- Bharno Location in Jharkhand, India Bharno Bharno (India)
- Coordinates: 23°14′07″N 84°53′25″E﻿ / ﻿23.235224°N 84.890267°E
- Country: India
- State: Jharkhand
- District: Gumla

Government
- • Type: Federal democracy

Population (2011)
- • Total: 8,680

Languages *
- • Official: Hindi, Urdu
- Time zone: UTC+5:30 (IST)
- PIN: 835203
- Telephone/ STD code: 06529
- Vehicle registration: JH 07
- Literacy: 72.07%
- Lok Sabha constituency: Lohardaga
- Vidhan Sabha constituency: Sisai
- Website: gumla.nic.in

= Bharno =

Bharno (also spelled as Bherno) is a village in the Bharno CD block in the Gumla subdivision of the Gumla district in the Indian state of Jharkhand.

==Geography==

===Location===
Bharno is located at

===Area overview===
The map alongside presents a rugged area, consisting partly of flat-topped hills called pat and partly of an undulating plateau, in the south-western portion of Chota Nagpur Plateau. Three major rivers – the Sankh, South Koel and North Karo - along with their numerous tributaries, drain the area. The hilly area has large deposits of Bauxite. 93.7% of the population lives in rural areas.

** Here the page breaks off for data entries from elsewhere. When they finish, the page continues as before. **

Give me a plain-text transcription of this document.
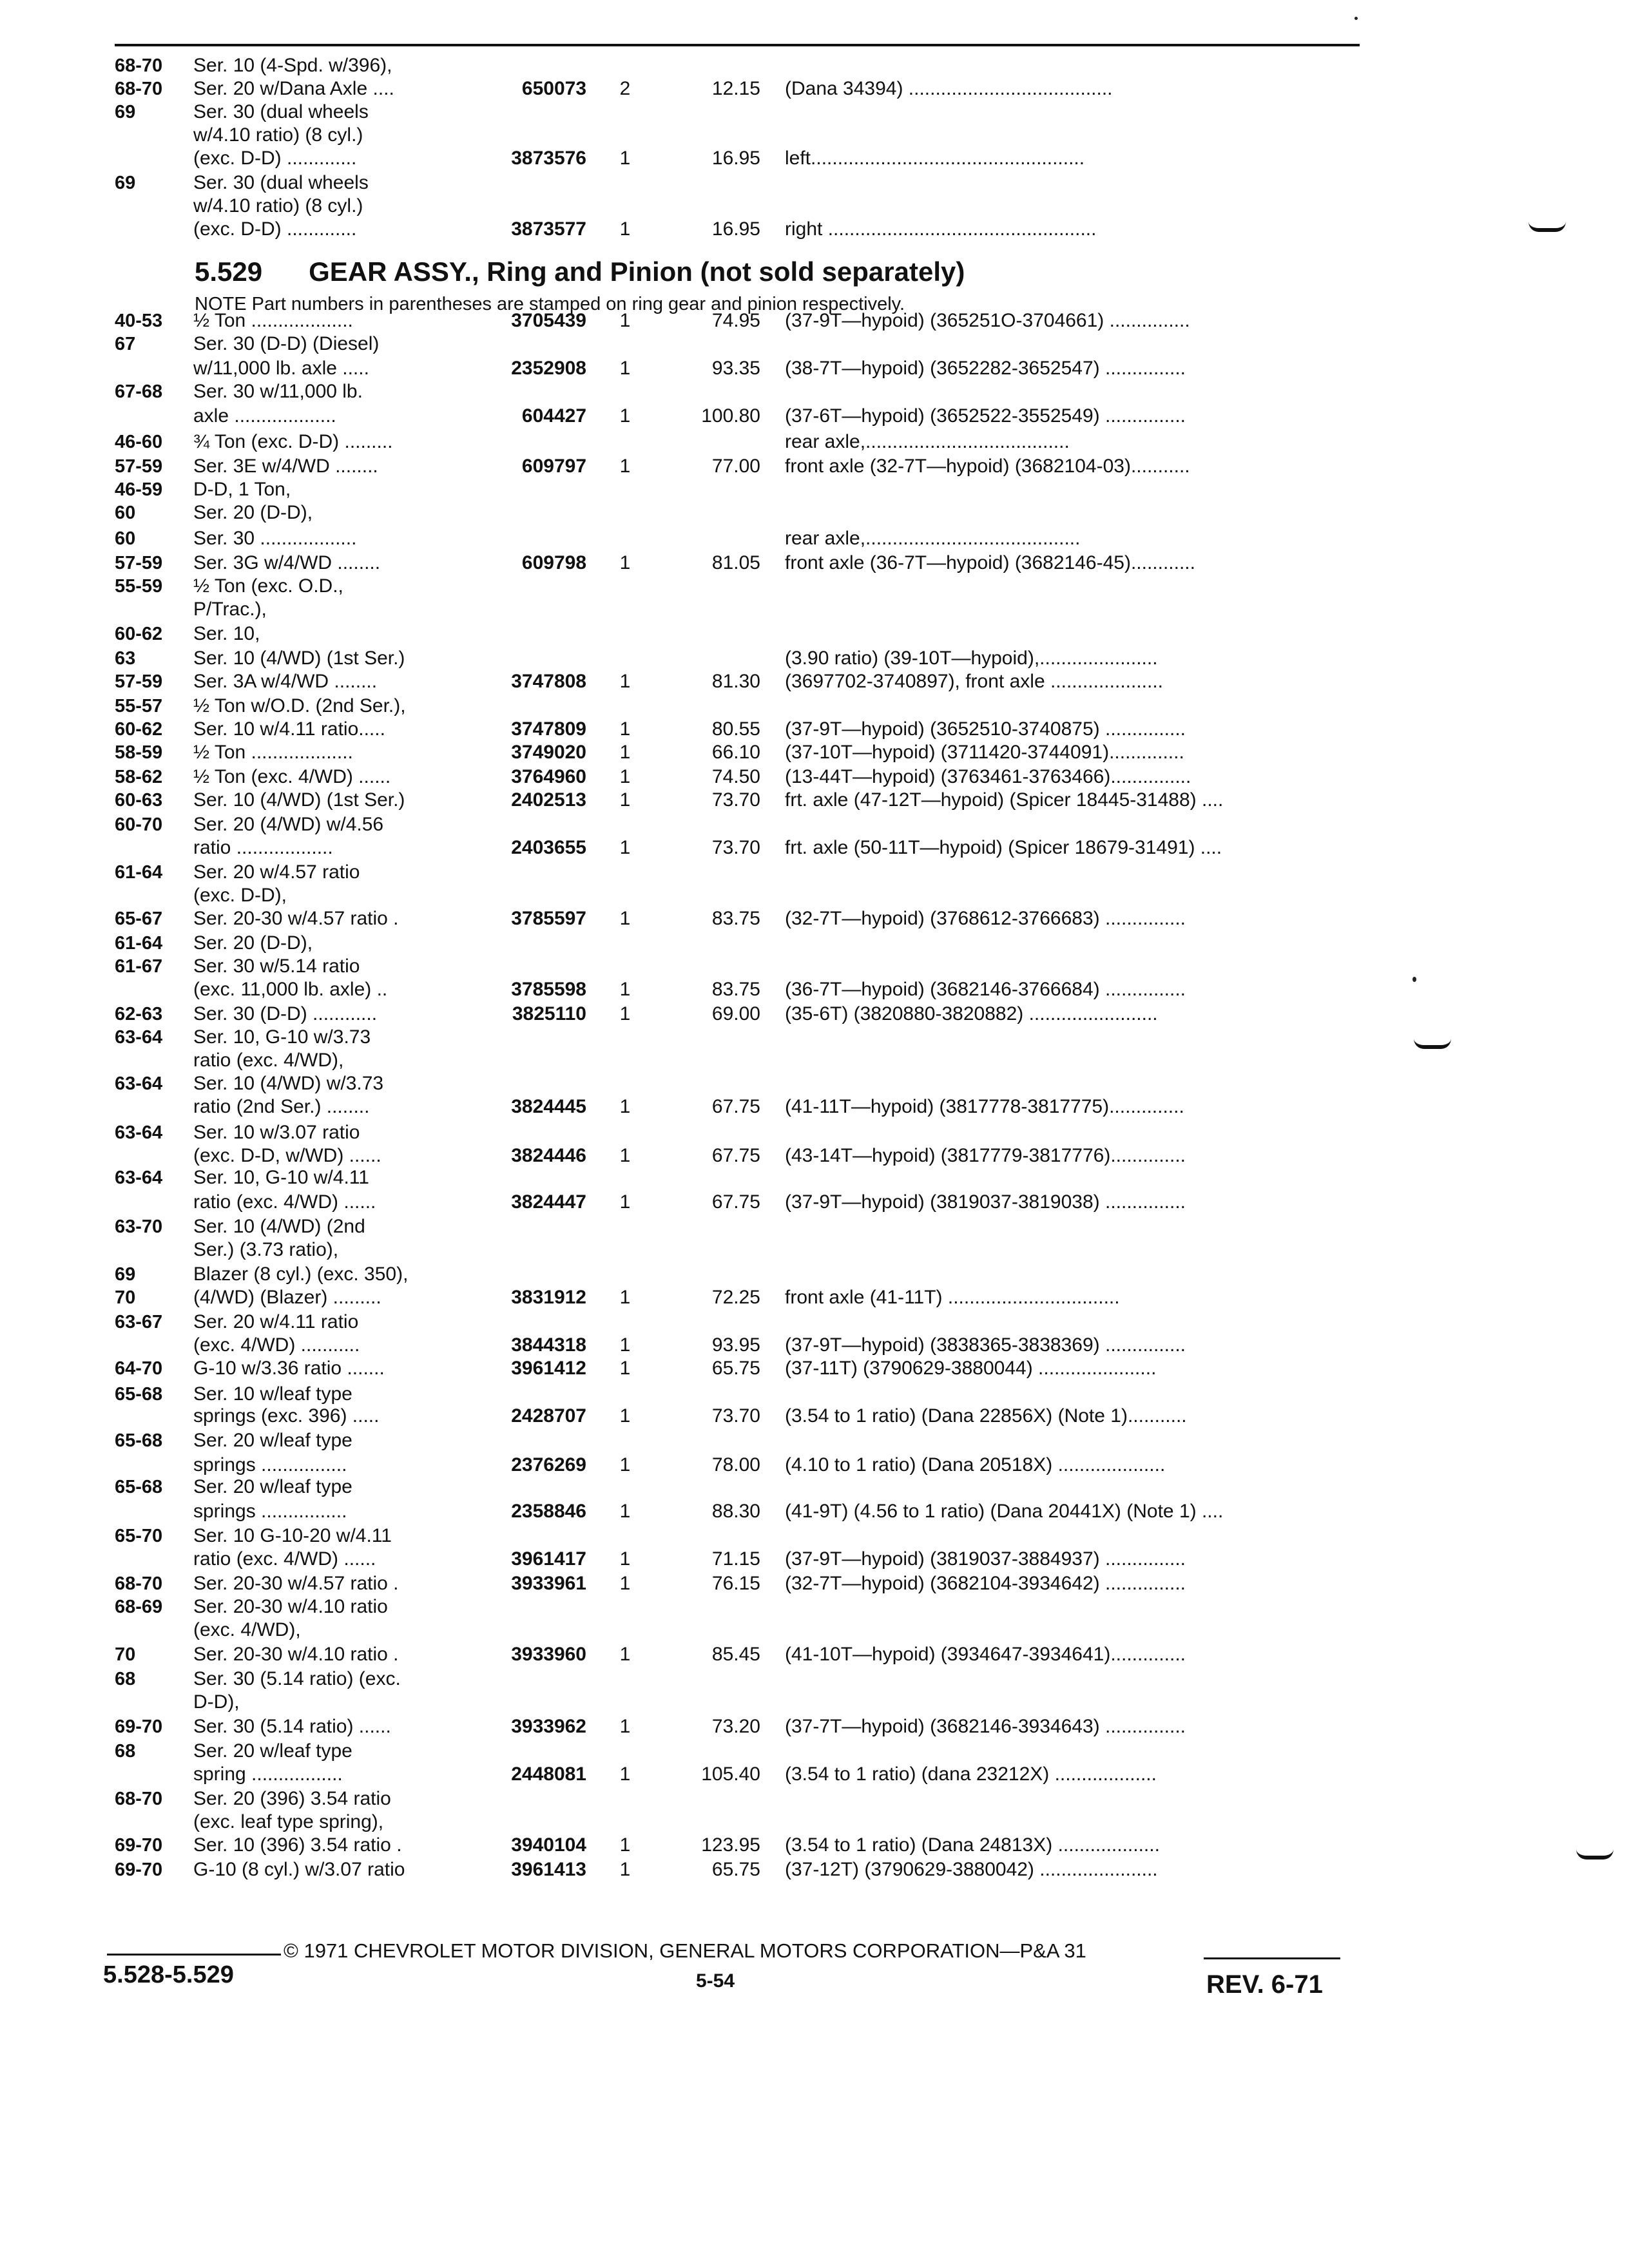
68-70 Ser. 10 (4-Spd. w/396),
68-70 Ser. 20 w/Dana Axle ....	650073 2	12.15 (Dana 34394) ......................................
69	Ser. 30 (dual wheels
w/4.10 ratio) (8 cyl.)
(exc. D-D) .............	3873576 1	16.95 left...................................................
69	Ser. 30 (dual wheels
w/4.10 ratio) (8 cyl.)
(exc. D-D) .............	3873577 1	16.95 right ..................................................
40-53 ½ Ton ...................	3705439 1	74.95 (37-9T—hypoid) (365251O-3704661) ...............
67	Ser. 30 (D-D) (Diesel)
w/11,000 lb. axle .....	2352908 1	93.35 (38-7T—hypoid) (3652282-3652547) ...............
67-68 Ser. 30 w/11,000 lb.
axle ...................	604427 1	100.80 (37-6T—hypoid) (3652522-3552549) ...............
46-60 ¾ Ton (exc. D-D) .........	rear axle,......................................
57-59 Ser. 3E w/4/WD ........	609797 1	77.00 front axle (32-7T—hypoid) (3682104-03)...........
46-59 D-D, 1 Ton,
60	Ser. 20 (D-D),
60	Ser. 30 ..................	rear axle,........................................
57-59 Ser. 3G w/4/WD ........	609798 1	81.05 front axle (36-7T—hypoid) (3682146-45)............
55-59 ½ Ton (exc. O.D.,
P/Trac.),
60-62 Ser. 10,
63	Ser. 10 (4/WD) (1st Ser.)	(3.90 ratio) (39-10T—hypoid),......................
57-59 Ser. 3A w/4/WD ........	3747808 1	81.30 (3697702-3740897), front axle .....................
55-57 ½ Ton w/O.D. (2nd Ser.),
60-62 Ser. 10 w/4.11 ratio.....	3747809 1	80.55 (37-9T—hypoid) (3652510-3740875) ...............
58-59 ½ Ton ...................	3749020 1	66.10 (37-10T—hypoid) (3711420-3744091)..............
58-62 ½ Ton (exc. 4/WD) ......	3764960 1	74.50 (13-44T—hypoid) (3763461-3763466)...............
60-63 Ser. 10 (4/WD) (1st Ser.)	2402513 1	73.70 frt. axle (47-12T—hypoid) (Spicer 18445-31488) ....
60-70 Ser. 20 (4/WD) w/4.56
ratio ..................	2403655 1	73.70 frt. axle (50-11T—hypoid) (Spicer 18679-31491) ....
61-64 Ser. 20 w/4.57 ratio
(exc. D-D),
65-67 Ser. 20-30 w/4.57 ratio .	3785597 1	83.75 (32-7T—hypoid) (3768612-3766683) ...............
61-64 Ser. 20 (D-D),
61-67 Ser. 30 w/5.14 ratio
(exc. 11,000 lb. axle) ..	3785598 1	83.75 (36-7T—hypoid) (3682146-3766684) ...............
62-63 Ser. 30 (D-D) ............	3825110 1	69.00 (35-6T) (3820880-3820882) ........................
63-64 Ser. 10, G-10 w/3.73
ratio (exc. 4/WD),
63-64 Ser. 10 (4/WD) w/3.73
ratio (2nd Ser.) ........	3824445 1	67.75 (41-11T—hypoid) (3817778-3817775)..............
63-64 Ser. 10 w/3.07 ratio
(exc. D-D, w/WD) ......	3824446 1	67.75 (43-14T—hypoid) (3817779-3817776)..............
63-64 Ser. 10, G-10 w/4.11
ratio (exc. 4/WD) ......	3824447 1	67.75 (37-9T—hypoid) (3819037-3819038) ...............
63-70 Ser. 10 (4/WD) (2nd
Ser.) (3.73 ratio),
69	Blazer (8 cyl.) (exc. 350),
70	(4/WD) (Blazer) .........	3831912 1	72.25 front axle (41-11T) ................................
63-67 Ser. 20 w/4.11 ratio
(exc. 4/WD) ...........	3844318 1	93.95 (37-9T—hypoid) (3838365-3838369) ...............
64-70 G-10 w/3.36 ratio .......	3961412 1	65.75 (37-11T) (3790629-3880044) ......................
65-68 Ser. 10 w/leaf type
springs (exc. 396) .....	2428707 1	73.70 (3.54 to 1 ratio) (Dana 22856X) (Note 1)...........
65-68 Ser. 20 w/leaf type
springs ................	2376269 1	78.00 (4.10 to 1 ratio) (Dana 20518X) ....................
65-68 Ser. 20 w/leaf type
springs ................	2358846 1	88.30 (41-9T) (4.56 to 1 ratio) (Dana 20441X) (Note 1) ....
65-70 Ser. 10 G-10-20 w/4.11
ratio (exc. 4/WD) ......	3961417 1	71.15 (37-9T—hypoid) (3819037-3884937) ...............
68-70 Ser. 20-30 w/4.57 ratio .	3933961 1	76.15 (32-7T—hypoid) (3682104-3934642) ...............
68-69 Ser. 20-30 w/4.10 ratio
(exc. 4/WD),
70	Ser. 20-30 w/4.10 ratio .	3933960 1	85.45 (41-10T—hypoid) (3934647-3934641)..............
68	Ser. 30 (5.14 ratio) (exc.
D-D),
69-70 Ser. 30 (5.14 ratio) ......	3933962 1	73.20 (37-7T—hypoid) (3682146-3934643) ...............
68	Ser. 20 w/leaf type
spring .................	2448081 1	105.40 (3.54 to 1 ratio) (dana 23212X) ...................
68-70 Ser. 20 (396) 3.54 ratio
(exc. leaf type spring),
69-70 Ser. 10 (396) 3.54 ratio .	3940104 1	123.95 (3.54 to 1 ratio) (Dana 24813X) ...................
69-70 G-10 (8 cyl.) w/3.07 ratio	3961413 1	65.75 (37-12T) (3790629-3880042) ......................
5.529 GEAR ASSY., Ring and Pinion (not sold separately)
NOTE Part numbers in parentheses are stamped on ring gear and pinion respectively.
© 1971 CHEVROLET MOTOR DIVISION, GENERAL MOTORS CORPORATION—P&A 31
5.528-5.529	5-54	REV. 6-71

Note: The map alongside presents some of the notable locations in the district. All places marked in the map are linked in the larger full screen map.

==Civic administration==
There is a police station at Bharno.

The headquarters of Bharno CD block are located at Bharno village.

==Demographics==
According to the 2011 Census of India, Bharno had a total population of 8,680, of which 4,230 (49%) were males and 4,450 (51%) were females. Population in the age range 0–6 years was 1,261. The total number of literate persons in Bharno was 5,347 (72.07% of the population over 6 years).

(*For language details see Bharno block#Language and religion)

==Education==
Government High School Bharno is a Hindi-medium coeducational institution established in 1950. It has facilities for teaching from class VIII to class XII. The school has a playground and a library with 2,500 books.

Lalit Oraon Smarak High School Bharno is a Hindi-medium coeducational institution established in 2014. It has facilities for teaching from class I to class X.

Adivasi Public School Bharno is a Hindi-medium coeducational institution established in 2014. It has facilities for teaching from class I to class X.